Every thriller needs a baddie - and in Endgame that role is filled with suitably venomous menace by Mark Strong, the British actor who has made something of a speciality out of heavies since 2004's The Long Firm. Strong plays Dr Neil Barnard, the former head of South African intelligence.

"He's the guy who holds all the cards because he knows exactly what's going on both in Botha's government, while keeping an eye on Nelson Mandela as well as having a spy at the secret talks down in Somerset. He's pulling all the strings."

Strong says he was moved by filming in real locations in South Africa, including P W Botha's former office in the parliament building (Timothy West plays Botha), Pollsmoor Prison near Cape Town, where Mandela was held after his move from Robben Island, and the more luxurious gilded cage of Victor Verster Prison, where Mandela was held (and spied upon) until his release in 1990.

"It was an astonishing feeling", says Strong. "The furniture at Victor Verster is the furniture that was in there when Mandela was in there." Adds Pete Travis: "It's really quite eerie. There's an umbrella in the garden and you can still see the holes where the secret cameras were. And in the corner of Mandela's bedroom there's still a hole where another secret camera was. "

If some of the props in Endgame could belong in a museum, all concerned with making the drama are adamant that it is not a mere museum piece. "I didn't want to write a curiosity piece on history... a kind of side-show, significant though it may be," says Paula Milne. "I wanted to write something which would be inspiring for the future, to show what potentially could be achieved if two enemies can eschew bitterness and sit across a table from each other."

Indeed, the film ends with a series of captions that inform us how, when the IRA wanted to open negotiations with the British Government, it approached the ANC to see how it managed its own peace settlement. And now it seems Hamas has in turn approached the IRA for similar advice.

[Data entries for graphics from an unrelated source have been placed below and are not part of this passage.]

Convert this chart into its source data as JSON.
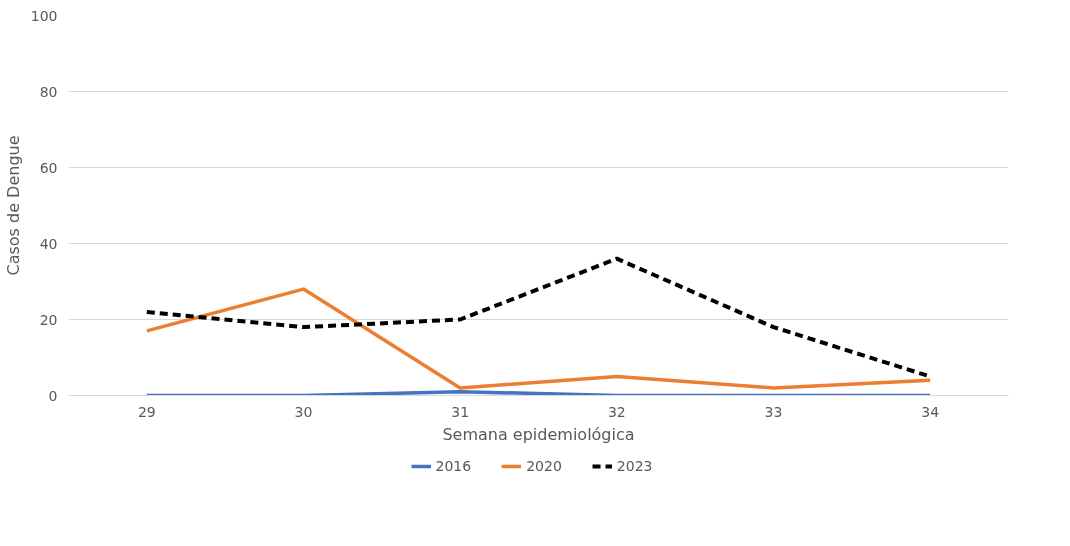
{
  "chart_data": {
    "type": "line",
    "xlabel": "Semana epidemiológica",
    "ylabel": "Casos de Dengue",
    "categories": [
      "29",
      "30",
      "31",
      "32",
      "33",
      "34"
    ],
    "ylim": [
      0,
      100
    ],
    "yticks": [
      0,
      20,
      40,
      60,
      80,
      100
    ],
    "grid": "y",
    "legend": "bottom",
    "series": [
      {
        "name": "2016",
        "color": "#4472c4",
        "values": [
          0,
          0,
          1,
          0,
          0,
          0
        ],
        "line_style": "solid"
      },
      {
        "name": "2020",
        "color": "#ed7d31",
        "values": [
          17,
          28,
          2,
          5,
          2,
          4
        ],
        "line_style": "solid"
      },
      {
        "name": "2023",
        "color": "#000000",
        "values": [
          22,
          18,
          20,
          36,
          18,
          5
        ],
        "line_style": "dashed"
      }
    ]
  }
}
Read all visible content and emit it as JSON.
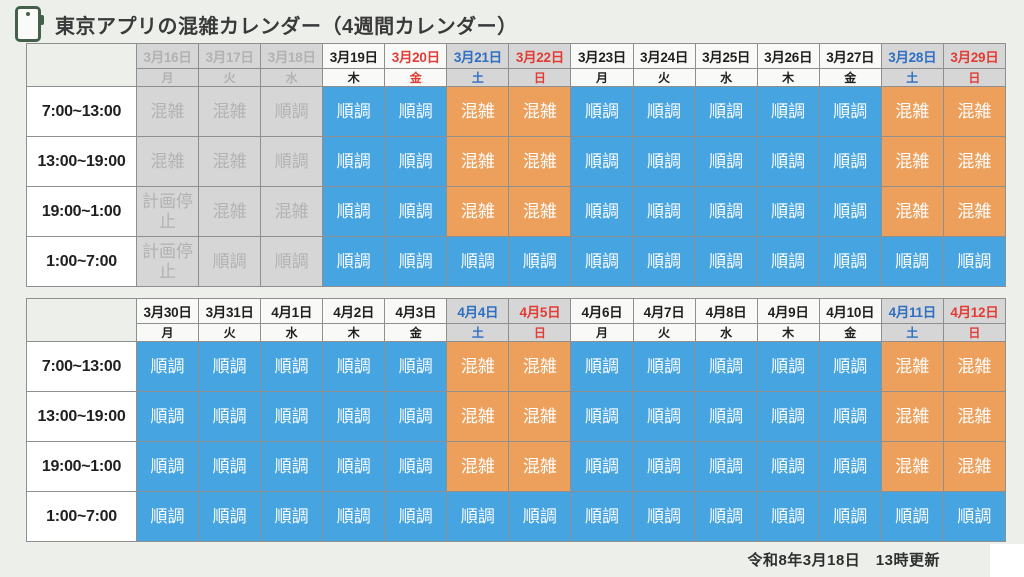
{
  "page": {
    "title": "東京アプリの混雑カレンダー（4週間カレンダー）",
    "footer": "令和8年3月18日　13時更新"
  },
  "colors": {
    "background": "#edf0ea",
    "border": "#8f8f8f",
    "icon_green": "#44604a",
    "smooth_blue": "#46a5e0",
    "busy_orange": "#eca05c",
    "gray_bg": "#d6d6d6",
    "past_text": "#b2b2b2",
    "white_bg": "#f9f9f7",
    "ink": "#1f1f1f",
    "sat_blue": "#2e6fc3",
    "red": "#e23c35"
  },
  "statuses": {
    "smooth": {
      "label": "順調"
    },
    "busy": {
      "label": "混雑"
    },
    "stop": {
      "label": "計画停止"
    }
  },
  "tables": [
    {
      "days": [
        {
          "date": "3月16日",
          "weekday": "月",
          "kind": "past"
        },
        {
          "date": "3月17日",
          "weekday": "火",
          "kind": "past"
        },
        {
          "date": "3月18日",
          "weekday": "水",
          "kind": "past"
        },
        {
          "date": "3月19日",
          "weekday": "木",
          "kind": "weekday"
        },
        {
          "date": "3月20日",
          "weekday": "金",
          "kind": "holiday"
        },
        {
          "date": "3月21日",
          "weekday": "土",
          "kind": "saturday"
        },
        {
          "date": "3月22日",
          "weekday": "日",
          "kind": "sunday"
        },
        {
          "date": "3月23日",
          "weekday": "月",
          "kind": "weekday"
        },
        {
          "date": "3月24日",
          "weekday": "火",
          "kind": "weekday"
        },
        {
          "date": "3月25日",
          "weekday": "水",
          "kind": "weekday"
        },
        {
          "date": "3月26日",
          "weekday": "木",
          "kind": "weekday"
        },
        {
          "date": "3月27日",
          "weekday": "金",
          "kind": "weekday"
        },
        {
          "date": "3月28日",
          "weekday": "土",
          "kind": "saturday"
        },
        {
          "date": "3月29日",
          "weekday": "日",
          "kind": "sunday"
        }
      ],
      "rows": [
        {
          "time": "7:00~13:00",
          "cells": [
            "past-busy",
            "past-busy",
            "past-smooth",
            "smooth",
            "smooth",
            "busy",
            "busy",
            "smooth",
            "smooth",
            "smooth",
            "smooth",
            "smooth",
            "busy",
            "busy"
          ]
        },
        {
          "time": "13:00~19:00",
          "cells": [
            "past-busy",
            "past-busy",
            "past-smooth",
            "smooth",
            "smooth",
            "busy",
            "busy",
            "smooth",
            "smooth",
            "smooth",
            "smooth",
            "smooth",
            "busy",
            "busy"
          ]
        },
        {
          "time": "19:00~1:00",
          "cells": [
            "past-stop",
            "past-busy",
            "past-busy",
            "smooth",
            "smooth",
            "busy",
            "busy",
            "smooth",
            "smooth",
            "smooth",
            "smooth",
            "smooth",
            "busy",
            "busy"
          ]
        },
        {
          "time": "1:00~7:00",
          "cells": [
            "past-stop",
            "past-smooth",
            "past-smooth",
            "smooth",
            "smooth",
            "smooth",
            "smooth",
            "smooth",
            "smooth",
            "smooth",
            "smooth",
            "smooth",
            "smooth",
            "smooth"
          ]
        }
      ]
    },
    {
      "days": [
        {
          "date": "3月30日",
          "weekday": "月",
          "kind": "weekday"
        },
        {
          "date": "3月31日",
          "weekday": "火",
          "kind": "weekday"
        },
        {
          "date": "4月1日",
          "weekday": "水",
          "kind": "weekday"
        },
        {
          "date": "4月2日",
          "weekday": "木",
          "kind": "weekday"
        },
        {
          "date": "4月3日",
          "weekday": "金",
          "kind": "weekday"
        },
        {
          "date": "4月4日",
          "weekday": "土",
          "kind": "saturday"
        },
        {
          "date": "4月5日",
          "weekday": "日",
          "kind": "sunday"
        },
        {
          "date": "4月6日",
          "weekday": "月",
          "kind": "weekday"
        },
        {
          "date": "4月7日",
          "weekday": "火",
          "kind": "weekday"
        },
        {
          "date": "4月8日",
          "weekday": "水",
          "kind": "weekday"
        },
        {
          "date": "4月9日",
          "weekday": "木",
          "kind": "weekday"
        },
        {
          "date": "4月10日",
          "weekday": "金",
          "kind": "weekday"
        },
        {
          "date": "4月11日",
          "weekday": "土",
          "kind": "saturday"
        },
        {
          "date": "4月12日",
          "weekday": "日",
          "kind": "sunday"
        }
      ],
      "rows": [
        {
          "time": "7:00~13:00",
          "cells": [
            "smooth",
            "smooth",
            "smooth",
            "smooth",
            "smooth",
            "busy",
            "busy",
            "smooth",
            "smooth",
            "smooth",
            "smooth",
            "smooth",
            "busy",
            "busy"
          ]
        },
        {
          "time": "13:00~19:00",
          "cells": [
            "smooth",
            "smooth",
            "smooth",
            "smooth",
            "smooth",
            "busy",
            "busy",
            "smooth",
            "smooth",
            "smooth",
            "smooth",
            "smooth",
            "busy",
            "busy"
          ]
        },
        {
          "time": "19:00~1:00",
          "cells": [
            "smooth",
            "smooth",
            "smooth",
            "smooth",
            "smooth",
            "busy",
            "busy",
            "smooth",
            "smooth",
            "smooth",
            "smooth",
            "smooth",
            "busy",
            "busy"
          ]
        },
        {
          "time": "1:00~7:00",
          "cells": [
            "smooth",
            "smooth",
            "smooth",
            "smooth",
            "smooth",
            "smooth",
            "smooth",
            "smooth",
            "smooth",
            "smooth",
            "smooth",
            "smooth",
            "smooth",
            "smooth"
          ]
        }
      ]
    }
  ]
}
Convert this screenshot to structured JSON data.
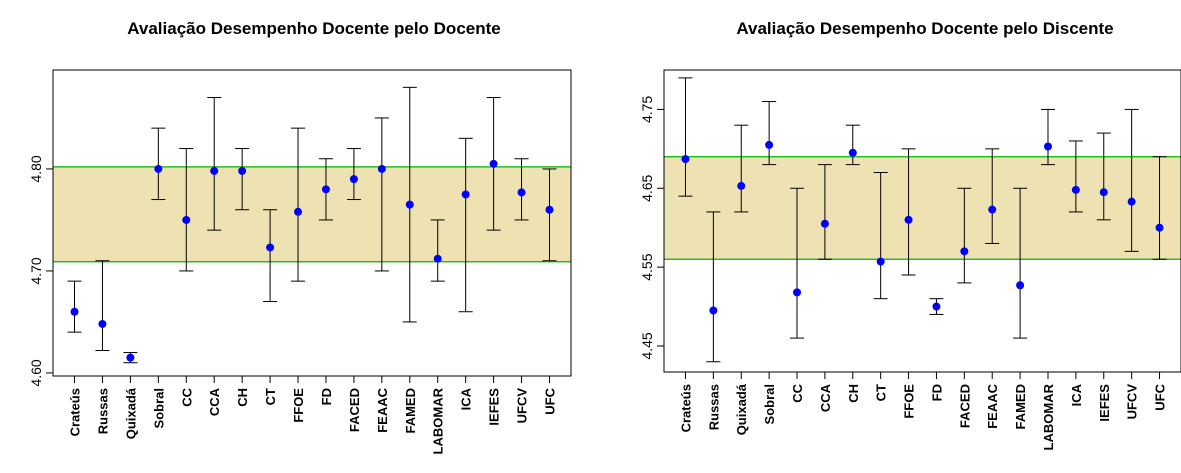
{
  "chart_data": [
    {
      "type": "scatter",
      "title": "Avaliação Desempenho Docente pelo Docente",
      "categories": [
        "Crateús",
        "Russas",
        "Quixadá",
        "Sobral",
        "CC",
        "CCA",
        "CH",
        "CT",
        "FFOE",
        "FD",
        "FACED",
        "FEAAC",
        "FAMED",
        "LABOMAR",
        "ICA",
        "IEFES",
        "UFCV",
        "UFC"
      ],
      "ylim": [
        4.597,
        4.897
      ],
      "yticks": [
        {
          "v": 4.6,
          "t": "4.60"
        },
        {
          "v": 4.7,
          "t": "4.70"
        },
        {
          "v": 4.8,
          "t": "4.80"
        }
      ],
      "band": [
        4.709,
        4.802
      ],
      "series": [
        {
          "values": [
            4.66,
            4.648,
            4.615,
            4.8,
            4.75,
            4.798,
            4.798,
            4.723,
            4.758,
            4.78,
            4.79,
            4.8,
            4.765,
            4.712,
            4.775,
            4.805,
            4.777,
            4.76
          ],
          "lower": [
            4.64,
            4.622,
            4.61,
            4.77,
            4.7,
            4.74,
            4.76,
            4.67,
            4.69,
            4.75,
            4.77,
            4.7,
            4.65,
            4.69,
            4.66,
            4.74,
            4.75,
            4.71
          ],
          "upper": [
            4.69,
            4.71,
            4.62,
            4.84,
            4.82,
            4.87,
            4.82,
            4.76,
            4.84,
            4.81,
            4.82,
            4.85,
            4.88,
            4.75,
            4.83,
            4.87,
            4.81,
            4.8
          ]
        }
      ],
      "colors": {
        "point": "#0000ff",
        "band_fill": "#eee2b3",
        "band_line": "#00b400",
        "errorbar": "#000000"
      }
    },
    {
      "type": "scatter",
      "title": "Avaliação Desempenho Docente pelo Discente",
      "categories": [
        "Crateús",
        "Russas",
        "Quixadá",
        "Sobral",
        "CC",
        "CCA",
        "CH",
        "CT",
        "FFOE",
        "FD",
        "FACED",
        "FEAAC",
        "FAMED",
        "LABOMAR",
        "ICA",
        "IEFES",
        "UFCV",
        "UFC"
      ],
      "ylim": [
        4.417,
        4.8
      ],
      "yticks": [
        {
          "v": 4.45,
          "t": "4.45"
        },
        {
          "v": 4.55,
          "t": "4.55"
        },
        {
          "v": 4.65,
          "t": "4.65"
        },
        {
          "v": 4.75,
          "t": "4.75"
        }
      ],
      "band": [
        4.56,
        4.69
      ],
      "series": [
        {
          "values": [
            4.687,
            4.495,
            4.653,
            4.705,
            4.518,
            4.605,
            4.695,
            4.557,
            4.61,
            4.5,
            4.57,
            4.623,
            4.527,
            4.703,
            4.648,
            4.645,
            4.633,
            4.6
          ],
          "lower": [
            4.64,
            4.43,
            4.62,
            4.68,
            4.46,
            4.56,
            4.68,
            4.51,
            4.54,
            4.49,
            4.53,
            4.58,
            4.46,
            4.68,
            4.62,
            4.61,
            4.57,
            4.56
          ],
          "upper": [
            4.79,
            4.62,
            4.73,
            4.76,
            4.65,
            4.68,
            4.73,
            4.67,
            4.7,
            4.51,
            4.65,
            4.7,
            4.65,
            4.75,
            4.71,
            4.72,
            4.75,
            4.69
          ]
        }
      ],
      "colors": {
        "point": "#0000ff",
        "band_fill": "#eee2b3",
        "band_line": "#00b400",
        "errorbar": "#000000"
      }
    }
  ]
}
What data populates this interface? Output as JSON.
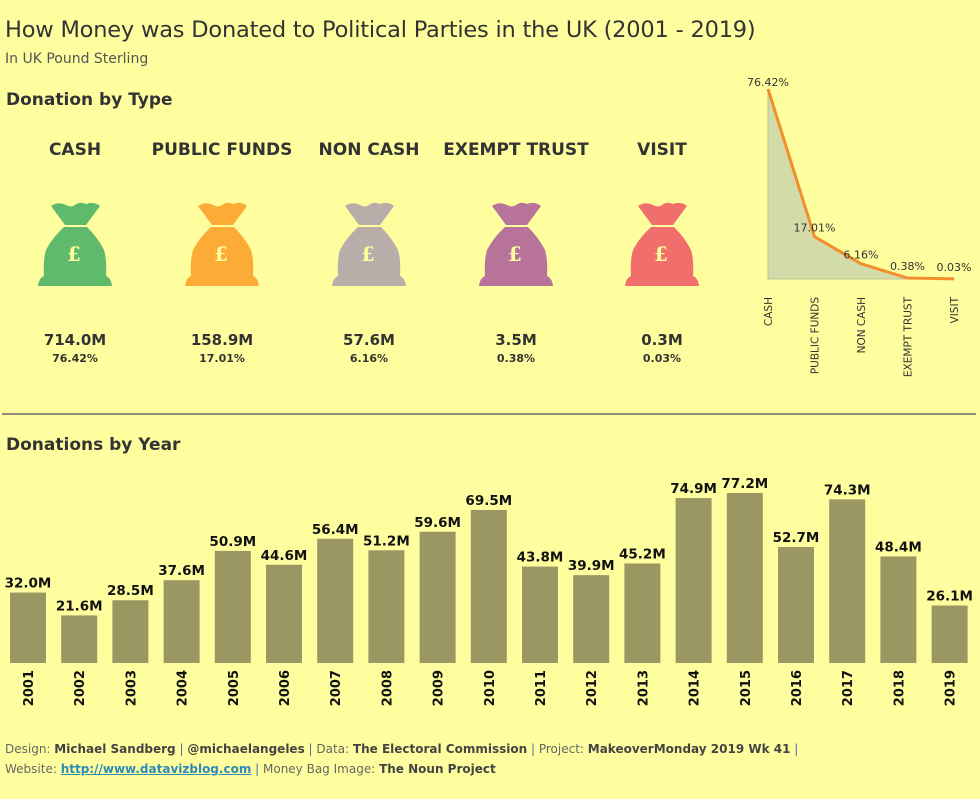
{
  "header": {
    "title": "How Money was Donated to Political Parties in the UK (2001 - 2019)",
    "subtitle": "In UK Pound Sterling"
  },
  "colors": {
    "background": "#fffe9f",
    "bar": "#9b9762",
    "pareto_line": "#f28e2b",
    "pareto_area": "#d3dba8",
    "text": "#333333"
  },
  "donation_by_type": {
    "heading": "Donation by Type",
    "currency_symbol": "£",
    "icon": "money-bag-icon",
    "items": [
      {
        "name": "CASH",
        "amount": "714.0M",
        "pct": "76.42%",
        "color": "#5fba6b"
      },
      {
        "name": "PUBLIC FUNDS",
        "amount": "158.9M",
        "pct": "17.01%",
        "color": "#fdab37"
      },
      {
        "name": "NON CASH",
        "amount": "57.6M",
        "pct": "6.16%",
        "color": "#b8ada8"
      },
      {
        "name": "EXEMPT TRUST",
        "amount": "3.5M",
        "pct": "0.38%",
        "color": "#b8739a"
      },
      {
        "name": "VISIT",
        "amount": "0.3M",
        "pct": "0.03%",
        "color": "#f06e6c"
      }
    ]
  },
  "donations_by_year": {
    "heading": "Donations by Year"
  },
  "chart_data": [
    {
      "type": "area",
      "title": "",
      "categories": [
        "CASH",
        "PUBLIC FUNDS",
        "NON CASH",
        "EXEMPT TRUST",
        "VISIT"
      ],
      "values": [
        76.42,
        17.01,
        6.16,
        0.38,
        0.03
      ],
      "labels": [
        "76.42%",
        "17.01%",
        "6.16%",
        "0.38%",
        "0.03%"
      ],
      "unit": "%",
      "ylim": [
        0,
        76.42
      ],
      "xlabel": "",
      "ylabel": "",
      "grid": false,
      "legend": "none"
    },
    {
      "type": "bar",
      "title": "Donations by Year",
      "categories": [
        "2001",
        "2002",
        "2003",
        "2004",
        "2005",
        "2006",
        "2007",
        "2008",
        "2009",
        "2010",
        "2011",
        "2012",
        "2013",
        "2014",
        "2015",
        "2016",
        "2017",
        "2018",
        "2019"
      ],
      "values": [
        32.0,
        21.6,
        28.5,
        37.6,
        50.9,
        44.6,
        56.4,
        51.2,
        59.6,
        69.5,
        43.8,
        39.9,
        45.2,
        74.9,
        77.2,
        52.7,
        74.3,
        48.4,
        26.1
      ],
      "labels": [
        "32.0M",
        "21.6M",
        "28.5M",
        "37.6M",
        "50.9M",
        "44.6M",
        "56.4M",
        "51.2M",
        "59.6M",
        "69.5M",
        "43.8M",
        "39.9M",
        "45.2M",
        "74.9M",
        "77.2M",
        "52.7M",
        "74.3M",
        "48.4M",
        "26.1M"
      ],
      "unit": "M GBP",
      "ylim": [
        0,
        77.2
      ],
      "xlabel": "",
      "ylabel": "",
      "grid": false,
      "legend": "none"
    }
  ],
  "footer": {
    "line1": [
      {
        "text": "Design: ",
        "style": "plain"
      },
      {
        "text": "Michael Sandberg",
        "style": "bold"
      },
      {
        "text": " | ",
        "style": "sep"
      },
      {
        "text": "@michaelangeles",
        "style": "bold"
      },
      {
        "text": " | ",
        "style": "sep"
      },
      {
        "text": "Data: ",
        "style": "plain"
      },
      {
        "text": "The Electoral Commission",
        "style": "bold"
      },
      {
        "text": " | ",
        "style": "sep"
      },
      {
        "text": "Project: ",
        "style": "plain"
      },
      {
        "text": "MakeoverMonday 2019 Wk 41",
        "style": "bold"
      },
      {
        "text": " |",
        "style": "sep"
      }
    ],
    "website_label": "Website: ",
    "website_link": "http://www.datavizblog.com",
    "sep": " | ",
    "image_label": "Money Bag Image: ",
    "image_source": "The Noun Project"
  }
}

"It was kind of the captions at the end that made me want to do it," says Pete Travis, whose earlier credits include Omagh, the 2004 Channel 4 drama about the Omagh bombing. "When I was growing up it always felt that the Irish conflict was totally intractable and similarly as much as we campaigned for the end of apartheid, none of us thought it would actually end. It was the way in which a few brave people dared to stick their heads above the parapet and look their enemies in the eye and say 'shall we talk?' and secretly changed both of those conflicts."